(8) Trusts: Creditors Flashcards
Spendthrift Trust Provision Definition
A spendthrift trust provision is one that prevents the transfer of a beneficiary’s interest.
Spendthrift Interest Definiton
A spendthrift interest means that the interest cant be sold or assigned by the income beneficiary, nor may any creditors reach it (but creditors may attempt to collect directly from the beneficiary after a payment is made from the trust).
Rule & Exceptions
Spendthrift Interest
A spendthrift provision in a trust limits a creditors ability to reach a beneficiaries income but is only valid if it restrains both voluntary and involuntary transfers.
- Exceptions: There are 5 exceptions when a creditor can reach the beneficiary’s income interest: (1)a judgement creditor who has provided services for protection of a beneficiary’s interest in the trust; (2) a creditor who furnishes necessities; (3) an order for child support or alimony; (4) any claim by the state or federal government (i.e., Federal tax liens); or (5) a revocable trust (aka when a settlor retains an interest).
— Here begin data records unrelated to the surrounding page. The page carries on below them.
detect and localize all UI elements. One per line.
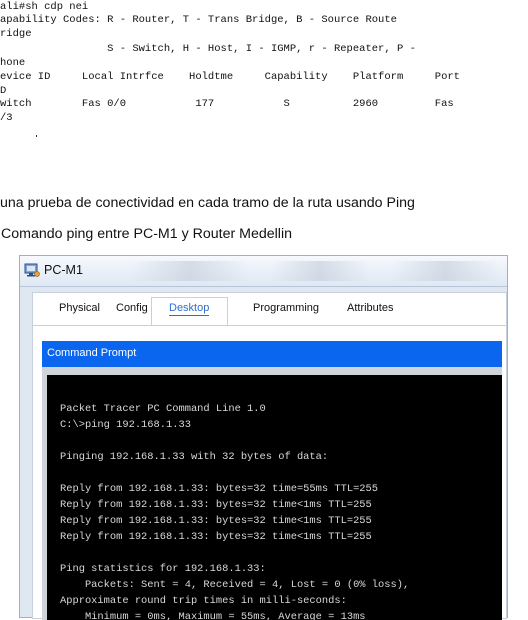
tab-config[interactable]: Config xyxy=(116,302,148,314)
paragraph-text: una prueba de conectividad en cada tramo… xyxy=(0,195,415,211)
window-title: PC-M1 xyxy=(44,263,83,277)
command-prompt-title: Command Prompt xyxy=(47,347,137,359)
cli-line: /3 xyxy=(0,112,13,124)
console-line: Reply from 192.168.1.33: bytes=32 time=5… xyxy=(60,483,379,495)
window-body: Physical Config Desktop Programming Attr… xyxy=(32,292,507,620)
tab-physical[interactable]: Physical xyxy=(59,302,100,314)
cli-line: hone xyxy=(0,57,26,69)
packet-tracer-window: PC-M1 Physical Config Desktop Programmin… xyxy=(19,255,508,620)
tab-programming[interactable]: Programming xyxy=(253,302,319,314)
cli-line: S - Switch, H - Host, I - IGMP, r - Repe… xyxy=(0,43,416,55)
tab-bar: Physical Config Desktop Programming Attr… xyxy=(33,293,506,326)
command-prompt-header: Command Prompt xyxy=(42,341,502,367)
cli-line: evice ID Local Intrfce Holdtme Capabilit… xyxy=(0,71,460,83)
console-line: Ping statistics for 192.168.1.33: xyxy=(60,563,266,575)
console-line: Reply from 192.168.1.33: bytes=32 time<1… xyxy=(60,531,372,543)
console-line: Approximate round trip times in milli-se… xyxy=(60,595,347,607)
window-titlebar[interactable]: PC-M1 xyxy=(20,256,507,287)
console-line: Reply from 192.168.1.33: bytes=32 time<1… xyxy=(60,515,372,527)
tab-attributes[interactable]: Attributes xyxy=(347,302,393,314)
console-line: Packets: Sent = 4, Received = 4, Lost = … xyxy=(60,579,410,591)
figure-caption: Comando ping entre PC-M1 y Router Medell… xyxy=(1,226,292,242)
console-line: Packet Tracer PC Command Line 1.0 xyxy=(60,403,266,415)
command-console[interactable]: Packet Tracer PC Command Line 1.0 C:\>pi… xyxy=(47,375,502,620)
text-cursor xyxy=(36,135,37,137)
cli-line: witch Fas 0/0 177 S 2960 Fas xyxy=(0,98,454,110)
cli-output: ali#sh cdp nei apability Codes: R - Rout… xyxy=(0,0,528,156)
console-line: Pinging 192.168.1.33 with 32 bytes of da… xyxy=(60,451,329,463)
console-line: Minimum = 0ms, Maximum = 55ms, Average =… xyxy=(60,611,366,620)
console-line: Reply from 192.168.1.33: bytes=32 time<1… xyxy=(60,499,372,511)
pc-monitor-icon xyxy=(24,263,40,277)
tab-desktop[interactable]: Desktop xyxy=(169,302,210,316)
cli-line: apability Codes: R - Router, T - Trans B… xyxy=(0,14,397,26)
console-line: C:\>ping 192.168.1.33 xyxy=(60,419,191,431)
cli-line: ridge xyxy=(0,28,32,40)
Plus there are no protections for mandatory distributions of trust property.
Rights of Creditors Not Subject to Spendthrift Rule
If the beneficiaries interest is not subject to a spendthrift provision then the court may authorize a creditor to reach the beneficiaries interest by attachment of present or future distributions to the beneficiary.
Rights of Creditors Subject to Spendthrift Rule
If the beneficiary’s interest is subject to a spendthrift provision then the creditor is prohibited from attaching interest and may only attempt to collect directly from the beneficiary after a payment is made.
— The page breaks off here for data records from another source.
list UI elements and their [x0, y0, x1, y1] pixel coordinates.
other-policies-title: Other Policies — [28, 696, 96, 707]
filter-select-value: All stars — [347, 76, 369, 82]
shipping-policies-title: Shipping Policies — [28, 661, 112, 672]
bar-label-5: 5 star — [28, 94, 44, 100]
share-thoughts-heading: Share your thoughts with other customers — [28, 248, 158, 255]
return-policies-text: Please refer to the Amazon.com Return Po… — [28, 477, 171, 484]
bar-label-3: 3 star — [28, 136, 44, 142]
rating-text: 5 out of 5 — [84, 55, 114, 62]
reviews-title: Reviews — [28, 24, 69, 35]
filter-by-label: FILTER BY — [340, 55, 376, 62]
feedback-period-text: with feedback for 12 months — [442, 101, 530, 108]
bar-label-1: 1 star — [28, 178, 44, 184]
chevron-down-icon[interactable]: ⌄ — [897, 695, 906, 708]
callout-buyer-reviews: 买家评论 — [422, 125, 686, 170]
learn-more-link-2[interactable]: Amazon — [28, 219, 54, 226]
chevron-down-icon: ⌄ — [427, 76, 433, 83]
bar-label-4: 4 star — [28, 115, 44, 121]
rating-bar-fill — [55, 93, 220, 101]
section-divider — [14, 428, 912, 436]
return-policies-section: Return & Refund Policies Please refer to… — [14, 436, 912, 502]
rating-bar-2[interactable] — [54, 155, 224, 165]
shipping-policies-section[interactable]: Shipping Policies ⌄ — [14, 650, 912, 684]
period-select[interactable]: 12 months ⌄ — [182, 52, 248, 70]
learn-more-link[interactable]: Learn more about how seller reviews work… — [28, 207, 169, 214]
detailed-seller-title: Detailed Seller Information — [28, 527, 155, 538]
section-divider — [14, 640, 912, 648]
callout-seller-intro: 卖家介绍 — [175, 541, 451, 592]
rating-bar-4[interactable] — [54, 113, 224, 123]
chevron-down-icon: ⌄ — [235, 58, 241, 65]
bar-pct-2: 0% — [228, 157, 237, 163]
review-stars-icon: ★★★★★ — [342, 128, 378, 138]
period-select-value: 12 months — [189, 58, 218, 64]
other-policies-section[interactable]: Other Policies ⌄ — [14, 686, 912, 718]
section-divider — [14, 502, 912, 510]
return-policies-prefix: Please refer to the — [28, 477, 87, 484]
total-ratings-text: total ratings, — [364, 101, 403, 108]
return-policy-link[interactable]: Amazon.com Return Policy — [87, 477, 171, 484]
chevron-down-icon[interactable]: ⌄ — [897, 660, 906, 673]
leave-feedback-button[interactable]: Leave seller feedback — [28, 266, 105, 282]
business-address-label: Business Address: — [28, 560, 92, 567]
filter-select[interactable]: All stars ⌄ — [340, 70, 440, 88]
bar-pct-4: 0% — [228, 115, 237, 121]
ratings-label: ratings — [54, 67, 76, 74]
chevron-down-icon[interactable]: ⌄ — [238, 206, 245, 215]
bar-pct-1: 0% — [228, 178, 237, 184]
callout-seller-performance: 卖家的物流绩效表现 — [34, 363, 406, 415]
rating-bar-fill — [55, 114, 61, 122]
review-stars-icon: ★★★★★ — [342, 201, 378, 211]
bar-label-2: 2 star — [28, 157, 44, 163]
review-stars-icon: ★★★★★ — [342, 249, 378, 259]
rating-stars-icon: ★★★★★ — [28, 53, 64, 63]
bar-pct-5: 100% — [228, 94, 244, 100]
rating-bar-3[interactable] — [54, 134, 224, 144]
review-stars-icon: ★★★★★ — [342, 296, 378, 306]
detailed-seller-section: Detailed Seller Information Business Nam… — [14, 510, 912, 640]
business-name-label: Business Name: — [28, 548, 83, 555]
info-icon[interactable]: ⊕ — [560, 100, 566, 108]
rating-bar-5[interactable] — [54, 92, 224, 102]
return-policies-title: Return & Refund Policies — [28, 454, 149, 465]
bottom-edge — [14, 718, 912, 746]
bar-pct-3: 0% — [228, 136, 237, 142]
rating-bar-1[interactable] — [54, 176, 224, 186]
Rights of Creditors Remainder Beneficiary Rule
if the debtor is a remainder beneficiary then the creditor will need to wait until the trust terminates to receive the trust property.
Discretionary Trusts
A creditor cannot compel a distribution to a beneficiary that is subject to the trustee’s discretion. However, if the trustee decides to make a payment after receiving notice from the beneficiaries creditors then they must make the payment to the creditors.
Revocable Trust
Creditors of the settlor may reach assets of a revocable trust.
Irrevocable Trusts
Creditors of the settlor may not reach the assets held within an irrevocable trust except for claims relating to child support, alimony, and fed/state taxes.